La preuve des épreuves
Le Chef du Service des Finances a payé la totalité d’un marché partiellement exécuté. Il ressort des enquêtes que sur la base d’une attestation de service fait établie par lui-même, il a payé la totalité d’un marché avant l’exécution complète des prestations. En effet, le marché n°20/ULSHB-SF2019 relatif à l’organisation et la mise en place de la comptabilité (volet 1) et l’installation des logiciels de comptabilité générale, de production des états de synthèse et de gestion des immobilisations (volet 2) au profit de l’ULSHB a été intégralement payé alors que les logiciels ne sont pas installés sur l’ordinateur de la Division Comptabilité générale. Le montant de l’irrégularité s’élève à 4,7 millions FCFA (4 720 000F).
Quant au Comptable-matières de l’ULSHB, il a réceptionné des matériels non conformes aux spécifications techniques des commandes. En effet, il a réceptionné sept (7) scanners de marque Canon, livrés par MAMA CONSTRUCTION, en lieu et place de sept (7) scanners HP scan jet 300 avec une résolution de 200 PPP ou plus. Le montant des scanners HP est de 1,6 millions FCFA TTC (1 610 700F). De plus, sur les deux ordinateurs HP laptop 15-dy 1731 ms, livrés par « Établissement Loly et frères », pour un montant de 1 millions FCFA, le Comptable-matières a réceptionné un ordinateur non conforme. En effet, il a réceptionné un laptop Windows famille en lieu et place d’un laptop Windows PRO. Le montant de l’ordinateur livré non conforme est de 525 000 FCFA TTC. Enfin, sur 240 livres livrés par NATALA SERVICE-PRESTATION, vingt-quatre (24) livres sont manquants. Le montant total des irrégularités relatives à la réception des matériels non conformes s’élève à 2,8 millions de nos francs (2 827 200 FCFA).
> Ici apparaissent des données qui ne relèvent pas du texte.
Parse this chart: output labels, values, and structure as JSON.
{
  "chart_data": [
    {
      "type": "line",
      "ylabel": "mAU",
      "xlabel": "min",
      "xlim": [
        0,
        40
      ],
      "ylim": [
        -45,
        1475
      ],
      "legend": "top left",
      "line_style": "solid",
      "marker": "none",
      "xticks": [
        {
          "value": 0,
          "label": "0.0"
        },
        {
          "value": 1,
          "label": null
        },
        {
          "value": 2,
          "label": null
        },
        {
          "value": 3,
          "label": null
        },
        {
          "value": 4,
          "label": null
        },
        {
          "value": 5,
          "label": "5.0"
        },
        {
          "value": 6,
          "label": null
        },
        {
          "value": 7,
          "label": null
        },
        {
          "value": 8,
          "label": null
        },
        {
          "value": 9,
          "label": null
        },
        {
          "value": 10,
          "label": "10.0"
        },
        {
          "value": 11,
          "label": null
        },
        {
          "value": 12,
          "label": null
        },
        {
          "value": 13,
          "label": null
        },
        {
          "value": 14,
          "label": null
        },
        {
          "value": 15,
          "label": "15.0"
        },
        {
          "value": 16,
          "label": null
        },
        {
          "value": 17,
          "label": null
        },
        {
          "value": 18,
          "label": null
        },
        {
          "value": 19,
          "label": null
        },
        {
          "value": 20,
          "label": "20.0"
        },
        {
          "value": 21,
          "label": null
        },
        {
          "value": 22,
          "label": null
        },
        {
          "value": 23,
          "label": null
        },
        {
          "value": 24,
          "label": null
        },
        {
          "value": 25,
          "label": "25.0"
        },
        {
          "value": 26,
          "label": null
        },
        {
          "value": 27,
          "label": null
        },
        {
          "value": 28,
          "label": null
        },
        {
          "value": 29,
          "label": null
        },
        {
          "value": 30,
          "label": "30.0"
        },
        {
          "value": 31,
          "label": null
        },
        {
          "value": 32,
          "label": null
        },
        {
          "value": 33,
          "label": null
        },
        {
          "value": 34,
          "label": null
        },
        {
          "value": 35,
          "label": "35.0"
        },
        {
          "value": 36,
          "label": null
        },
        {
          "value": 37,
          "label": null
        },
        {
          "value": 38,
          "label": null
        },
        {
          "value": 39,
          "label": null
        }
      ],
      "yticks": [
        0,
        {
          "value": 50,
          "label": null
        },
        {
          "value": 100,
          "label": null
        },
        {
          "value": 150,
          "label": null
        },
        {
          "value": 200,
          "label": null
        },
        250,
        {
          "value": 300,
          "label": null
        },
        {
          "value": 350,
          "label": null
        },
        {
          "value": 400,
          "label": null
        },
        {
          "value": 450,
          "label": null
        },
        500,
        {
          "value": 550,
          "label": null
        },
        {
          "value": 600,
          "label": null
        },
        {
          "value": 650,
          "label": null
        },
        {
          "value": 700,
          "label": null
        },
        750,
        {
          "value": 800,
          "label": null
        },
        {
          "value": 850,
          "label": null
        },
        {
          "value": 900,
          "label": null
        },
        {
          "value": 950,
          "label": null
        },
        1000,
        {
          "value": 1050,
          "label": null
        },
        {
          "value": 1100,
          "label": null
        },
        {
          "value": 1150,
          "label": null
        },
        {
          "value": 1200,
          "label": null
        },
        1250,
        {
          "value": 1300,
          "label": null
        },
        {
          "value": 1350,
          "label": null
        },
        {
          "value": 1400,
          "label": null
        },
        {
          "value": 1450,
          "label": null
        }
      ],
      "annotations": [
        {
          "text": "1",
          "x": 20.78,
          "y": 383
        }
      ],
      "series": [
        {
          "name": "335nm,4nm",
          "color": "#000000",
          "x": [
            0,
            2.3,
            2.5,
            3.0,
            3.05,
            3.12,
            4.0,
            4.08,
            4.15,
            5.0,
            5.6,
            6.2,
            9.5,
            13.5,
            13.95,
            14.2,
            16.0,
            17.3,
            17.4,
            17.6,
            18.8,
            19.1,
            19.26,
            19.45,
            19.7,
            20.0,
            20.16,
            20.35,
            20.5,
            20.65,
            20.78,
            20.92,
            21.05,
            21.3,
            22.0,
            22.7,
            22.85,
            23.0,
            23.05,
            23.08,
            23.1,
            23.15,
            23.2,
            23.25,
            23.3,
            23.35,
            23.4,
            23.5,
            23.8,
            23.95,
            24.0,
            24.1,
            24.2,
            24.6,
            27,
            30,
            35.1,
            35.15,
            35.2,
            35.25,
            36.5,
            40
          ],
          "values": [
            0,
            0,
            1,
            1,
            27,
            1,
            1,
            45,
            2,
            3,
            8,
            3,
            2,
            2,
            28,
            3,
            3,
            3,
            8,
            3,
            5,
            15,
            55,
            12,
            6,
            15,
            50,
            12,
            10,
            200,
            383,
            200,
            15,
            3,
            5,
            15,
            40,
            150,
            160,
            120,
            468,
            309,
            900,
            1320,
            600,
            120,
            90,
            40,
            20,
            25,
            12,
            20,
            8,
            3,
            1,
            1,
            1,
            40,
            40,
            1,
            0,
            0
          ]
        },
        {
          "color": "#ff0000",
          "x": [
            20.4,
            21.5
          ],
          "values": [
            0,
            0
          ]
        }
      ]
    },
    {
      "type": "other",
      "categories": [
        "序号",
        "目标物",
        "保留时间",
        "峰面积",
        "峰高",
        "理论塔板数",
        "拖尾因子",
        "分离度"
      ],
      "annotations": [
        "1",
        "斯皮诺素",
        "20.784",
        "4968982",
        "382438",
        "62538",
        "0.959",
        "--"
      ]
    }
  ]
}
Pour toutes ces irrégularités financières qui ont occasionné une perte sèche de plus de 191 millions FCFA (191 896 675F) à l’Université des Lettres et des Sciences Humaines de Bamako, en abrégé ULSHB, un sursaut national gagnerait à tenir compte de ces alertes suffisamment pertinentes dans le sens où il n’est pas rare d’entendre la population active se plaindre du niveau de nos étudiants. Avec un tel gâchis dans la gestion des ressources financières, ils sont condamnés à ne pas recevoir un enseignement de bonne qualité. Il s’agit là d’une perte à deux niveaux.
D’une part, l’État perd une quantité inestimable de ressources qui auraient pu servir à renforcer d’autres secteurs de développement prioritaires ; et d’autre part, l’avenir des futures générations se trouve hypothéqué par de tels comportements irresponsables dans la gestion des deniers publics.
À l’issue des travaux contradictoires ayant permis la prise en compte des observations de l’Université des Lettres et des Sciences Humaines de Bamako, le rapport définitif de la vérification au sein de cette entité étatique a été transmis à qui de droit. Toutefois, il est heureux de constater que, malgré tout, certains professeurs restent en marge de ces différents écarts.
Mais en attendant, les responsables des cas de fraude signalés à l’Université des Lettres et des Sciences Humaines de Bamako, sont clairement identifiés et ont fait l’objet de dénonciations du BVG au Procureur de la République qui appréciera la suite à donner au dossier. C’est dire qu’à l’ULSHB on ne dort plus que d’un demi-œil.